En cuanto a Estela, había enviudado cuando Julieta acababa de cumplir quince años, y le tocó salir a trabajar para mantenerse. Consiguió un trabajo de maestranza en el que estuvo un poco más de una década, hasta que un día la empresa quebró y dejó a todos sus empleados en la calle, justo en el momento en que su edad superaba los requerimientos de cualquier aviso laboral. Apenas Bruno se enteró de lo sucedido, no dudó un segundo en llevarla a su casa, y si bien el departamento lo usaban apenas para cenar y dormir, no le venía mal una mano con los quehaceres del piso.

Y por qué no, tener más cerca a la mujer que consideraba una madre, incluso más que la mujer que lo había engendrado.

Bruno tomó su billetera, las llaves del auto, saludó a Estela, y al abrir la puerta del departamento se chocó de lleno con Franco, por salir embalado y en su mundo.

—¡La puta madre! —soltó Bruno asustado.

—Veo que a mí solo no me pegó el Rutini, eh... ¿No vas a la oficina? —preguntó cuando vio sus ropas.

—No, no tengo ganas, voy un rato a ver a papá.

—Otro más que anoche le entró al chupi... —intervino Estela desde el living—. O no los veo nunca o los veo a los dos juntos.

—Te veo después, puber, me voy a dormir. Dejale saludos a papá de mi parte.

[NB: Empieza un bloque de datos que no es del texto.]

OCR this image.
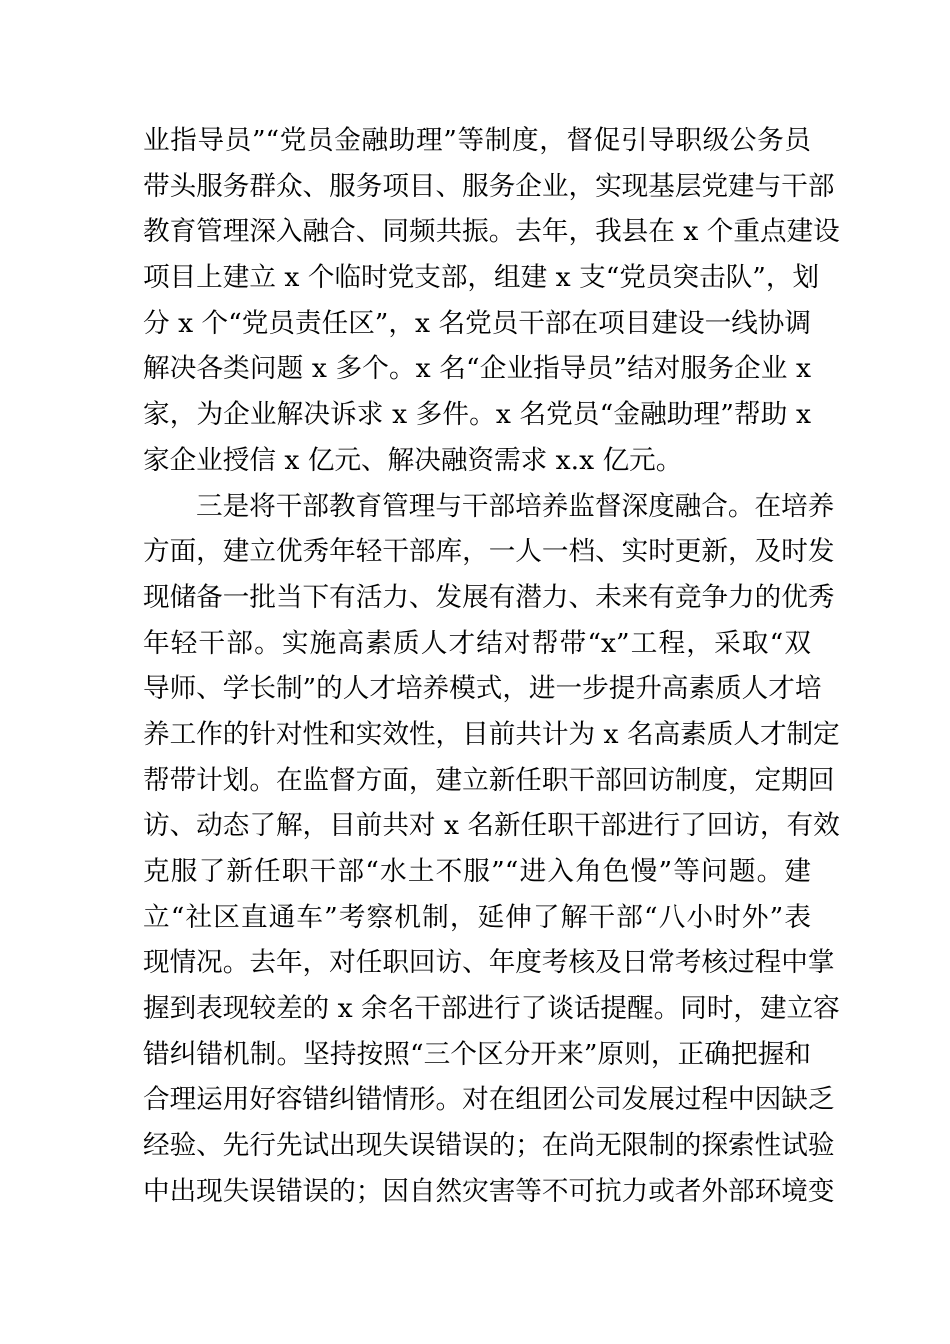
业指导员”“党员金融助理”等制度，督促引导职级公务员
带头服务群众、服务项目、服务企业，实现基层党建与干部
教育管理深入融合、同频共振。去年，我县在 x 个重点建设
项目上建立 x 个临时党支部，组建 x 支“党员突击队”，划
分 x 个“党员责任区”，x 名党员干部在项目建设一线协调
解决各类问题 x 多个。x 名“企业指导员”结对服务企业 x
家，为企业解决诉求 x 多件。x 名党员“金融助理”帮助 x
家企业授信 x 亿元、解决融资需求 x.x 亿元。
三是将干部教育管理与干部培养监督深度融合。在培养
方面，建立优秀年轻干部库，一人一档、实时更新，及时发
现储备一批当下有活力、发展有潜力、未来有竞争力的优秀
年轻干部。实施高素质人才结对帮带“x”工程，采取“双
导师、学长制”的人才培养模式，进一步提升高素质人才培
养工作的针对性和实效性，目前共计为 x 名高素质人才制定
帮带计划。在监督方面，建立新任职干部回访制度，定期回
访、动态了解，目前共对 x 名新任职干部进行了回访，有效
克服了新任职干部“水土不服”“进入角色慢”等问题。建
立“社区直通车”考察机制，延伸了解干部“八小时外”表
现情况。去年，对任职回访、年度考核及日常考核过程中掌
握到表现较差的 x 余名干部进行了谈话提醒。同时，建立容
错纠错机制。坚持按照“三个区分开来”原则，正确把握和
合理运用好容错纠错情形。对在组团公司发展过程中因缺乏
经验、先行先试出现失误错误的；在尚无限制的探索性试验
中出现失误错误的；因自然灾害等不可抗力或者外部环境变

Bruno palmeó la espalda de su hermano, y se fue rumbo a Lanús a visitar a su padre. Porque más allá de los olvidos y los desvaríos que tenía, él era el único que lo comprendía cuando estaba de bajones emocionales. Tenía la capacidad de tirar las respuestas que estaba buscando en charlas banales, porque con una mirada comprendía todo aquello que no le contaba a nadie más que a Franco.

Apagó el celular al subir al auto, y condujo con una calma que al pasar de los kilómetros se fue convirtiendo en pausa. Faltaba poco para el mediodía y había olvidado que era la hora ideal de cortes de calles y puentes, sin dudarlo, decidió encarar hacia el viejo puente Pueyrredón para ganar un poco de tiempo.

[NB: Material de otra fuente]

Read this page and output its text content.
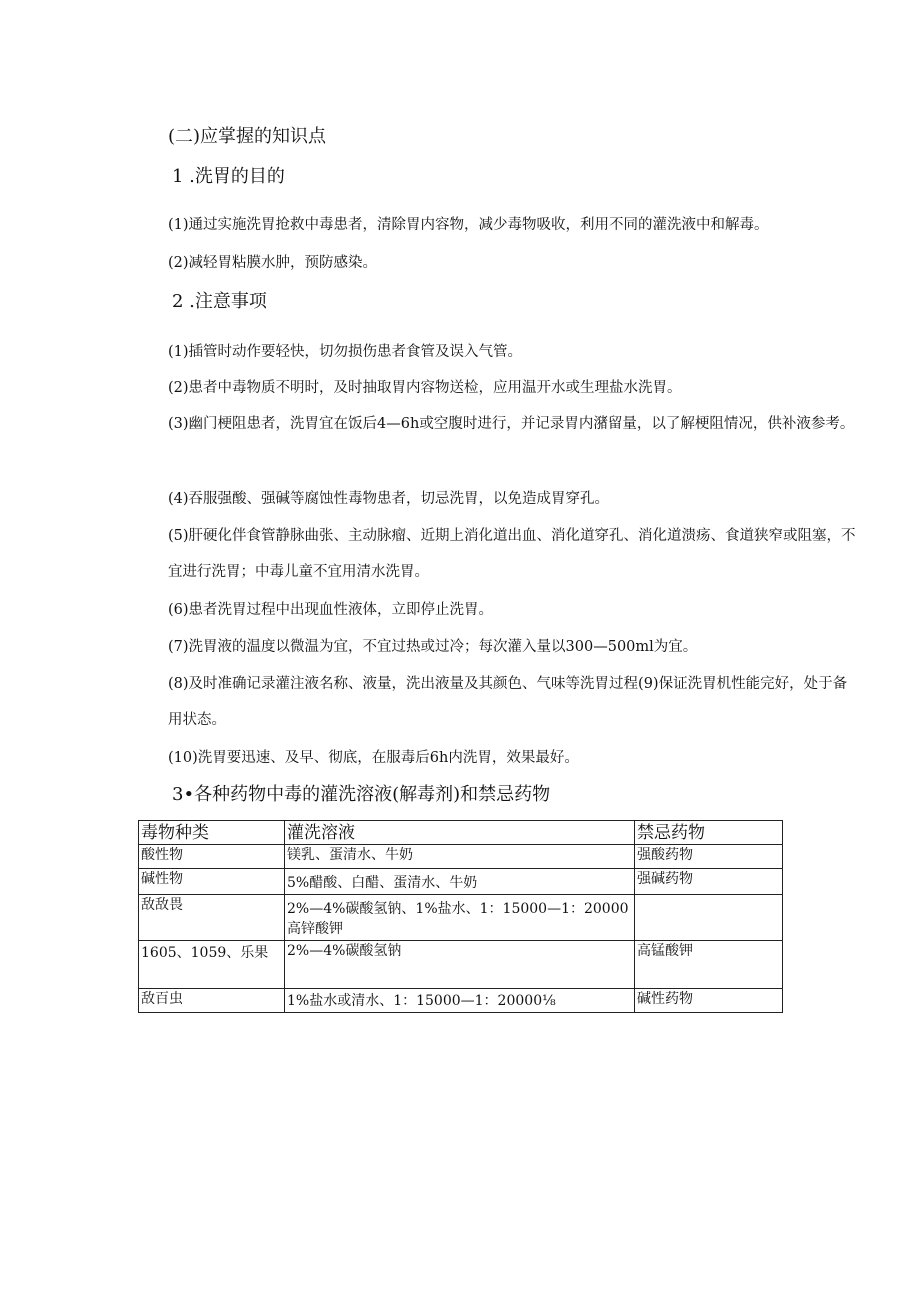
(二)应掌握的知识点
1 .洗胃的目的
(1)通过实施洗胃抢救中毒患者，清除胃内容物，减少毒物吸收，利用不同的灌洗液中和解毒。
(2)减轻胃粘膜水肿，预防感染。
2 .注意事项
(1)插管时动作要轻快，切勿损伤患者食管及误入气管。
(2)患者中毒物质不明时，及时抽取胃内容物送检，应用温开水或生理盐水洗胃。
(3)幽门梗阻患者，洗胃宜在饭后4—6h或空腹时进行，并记录胃内潴留量，以了解梗阻情况，供补液参考。
(4)吞服强酸、强碱等腐蚀性毒物患者，切忌洗胃，以免造成胃穿孔。
(5)肝硬化伴食管静脉曲张、主动脉瘤、近期上消化道出血、消化道穿孔、消化道溃疡、食道狭窄或阻塞，不宜进行洗胃；中毒儿童不宜用清水洗胃。
(6)患者洗胃过程中出现血性液体，立即停止洗胃。
(7)洗胃液的温度以微温为宜，不宜过热或过冷；每次灌入量以300—500ml为宜。
(8)及时准确记录灌注液名称、液量，洗出液量及其颜色、气味等洗胃过程(9)保证洗胃机性能完好，处于备用状态。
(10)洗胃要迅速、及早、彻底，在服毒后6h内洗胃，效果最好。
3•各种药物中毒的灌洗溶液(解毒剂)和禁忌药物
毒物种类	灌洗溶液	禁忌药物
酸性物	镁乳、蛋清水、牛奶	强酸药物
碱性物	5%醋酸、白醋、蛋清水、牛奶	强碱药物
敌敌畏	2%—4%碳酸氢钠、1%盐水、1：15000—1：20000高锌酸钾	
1605、1059、乐果	2%—4%碳酸氢钠	高锰酸钾
敌百虫	1%盐水或清水、1：15000—1：20000⅛	碱性药物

Aburrido y hastiado, cuando la música ya le molestaba en lugar de distraerlo, comenzó a mirar el paisaje a su alrededor con atención. La gente que se ejercitaba bajo la autopista, los que paseaban a sus mascotas, pero cuando llegó a la altura del Bike Park de Barracas y puso atención a los deportes que estaban practicando allí, su pulso se detuvo al reconocer a uno del grupito de los que estaban con las BMX.

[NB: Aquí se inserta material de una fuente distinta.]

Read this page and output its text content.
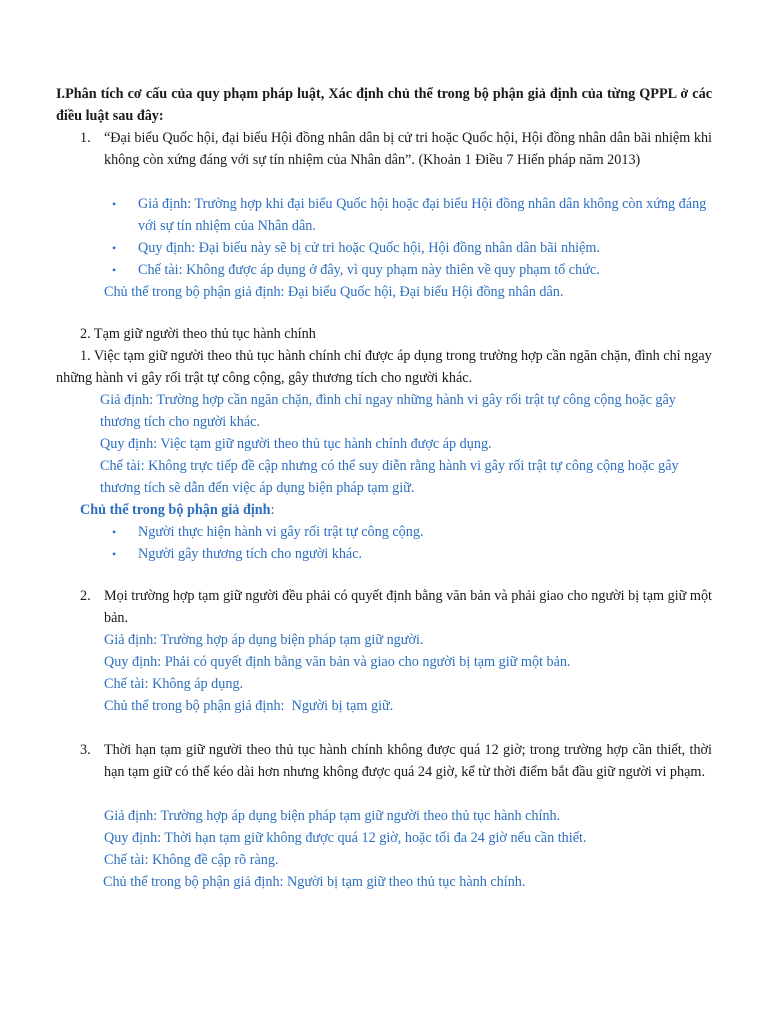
I.Phân tích cơ cấu của quy phạm pháp luật, Xác định chủ thể trong bộ phận giả định của từng QPPL ở các điều luật sau đây:

1. “Đại biểu Quốc hội, đại biểu Hội đồng nhân dân bị cử tri hoặc Quốc hội, Hội đồng nhân dân bãi nhiệm khi không còn xứng đáng với sự tín nhiệm của Nhân dân”. (Khoản 1 Điều 7 Hiến pháp năm 2013)

• Giả định: Trường hợp khi đại biểu Quốc hội hoặc đại biểu Hội đồng nhân dân không còn xứng đáng với sự tín nhiệm của Nhân dân.

• Quy định: Đại biểu này sẽ bị cử tri hoặc Quốc hội, Hội đồng nhân dân bãi nhiệm.

• Chế tài: Không được áp dụng ở đây, vì quy phạm này thiên về quy phạm tổ chức.

Chủ thể trong bộ phận giả định: Đại biểu Quốc hội, Đại biểu Hội đồng nhân dân.

2. Tạm giữ người theo thủ tục hành chính

1. Việc tạm giữ người theo thủ tục hành chính chỉ được áp dụng trong trường hợp cần ngăn chặn, đình chỉ ngay những hành vi gây rối trật tự công cộng, gây thương tích cho người khác.

Giả định: Trường hợp cần ngăn chặn, đình chỉ ngay những hành vi gây rối trật tự công cộng hoặc gây thương tích cho người khác.

Quy định: Việc tạm giữ người theo thủ tục hành chính được áp dụng.

Chế tài: Không trực tiếp đề cập nhưng có thể suy diễn rằng hành vi gây rối trật tự công cộng hoặc gây thương tích sẽ dẫn đến việc áp dụng biện pháp tạm giữ.

Chủ thể trong bộ phận giả định:

• Người thực hiện hành vi gây rối trật tự công cộng.

• Người gây thương tích cho người khác.

2. Mọi trường hợp tạm giữ người đều phải có quyết định bằng văn bản và phải giao cho người bị tạm giữ một bản.

Giả định: Trường hợp áp dụng biện pháp tạm giữ người.

Quy định: Phải có quyết định bằng văn bản và giao cho người bị tạm giữ một bản.

Chế tài: Không áp dụng.

Chủ thể trong bộ phận giả định:  Người bị tạm giữ.

3. Thời hạn tạm giữ người theo thủ tục hành chính không được quá 12 giờ; trong trường hợp cần thiết, thời hạn tạm giữ có thể kéo dài hơn nhưng không được quá 24 giờ, kể từ thời điểm bắt đầu giữ người vi phạm.

Giả định: Trường hợp áp dụng biện pháp tạm giữ người theo thủ tục hành chính.

Quy định: Thời hạn tạm giữ không được quá 12 giờ, hoặc tối đa 24 giờ nếu cần thiết.

Chế tài: Không đề cập rõ ràng.

Chủ thể trong bộ phận giả định: Người bị tạm giữ theo thủ tục hành chính.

Era el mismo hombre que hizo despedir.

Apenas se movió la fila de autos, estacionó en un hueco sobre Herrera, justo al costado de la autopista. Sin pensarlo demasiado, se bajó y se acercó al park. Si bien el hombre estaba con su bicicleta, no estaba practicando el deporte, solo arengaba a sus amigos. Se quedó tras la reja observándolo, hasta que el joven lo reconoció y se acercó.

—Ey... Qué raro verte por acá.

Bruno comprendió que nuevamente se había confundido, y lo estaba tratando con cordialidad porque pensaba que era Franco. Cuando se bajó la capucha del canguro y lo reconoció, el rostro del hombre se transformó.

—¿Qué hacés acá? —dijo, en un tono bastante sombrío.

—Solo pasaba con el auto y te vi. Franco me contó lo que te pasó, y quería pedirte disculpas. Yo no sabía, de verdad.

—No me importa si lo sabías o no, al caso, no es algo que tuvieras que saber. Lo que sí tenés que saber es que no podés tratar a nadie así, porque justamente, vos no sabés por lo que esa persona está pasando en ese momento.

—Fue con esto que te lesionaste, ¿no?

—Sí, por eso me obligaron a volver.

—Quiero ayudarte, poneme un número y te lo doy a modo de indemnización.

El hombre enmudeció, lejos de analizarlo o ponerle un precio al daño, volvió a enfurecerse.

—¿Ves que sos un sorete que todo lo quiere arreglar con guita? ¿Cuánto vale para vos limpiarte la conciencia conmigo? Yo no quiero guita, quiero un laburo, no quiero que nadie me regale nada.

—Entonces te espero esta tarde en mi oficina con un currículum. ¿Querés un trabajo? Yo te lo doy. Es más, te doy un trabajo mejor del que tenías, así se lo podés restregar en la cara a los que te echaron.

El hombre se lo pensó un momento. Sabía que conseguir un buen trabajo se le estaba haciendo cuesta arriba, y aunque no quería nada de Bruno, no podía dejar pasar la oferta, al menos hasta encontrar otro trabajo y olvidarse por completo del asunto.

—¿A qué hora?

—Cuatro de la tarde, ¿te parece? —propuso luego de consultar su reloj.

—Perfecto.

Bruno sacó su billetera, y le entregó su tarjeta personal.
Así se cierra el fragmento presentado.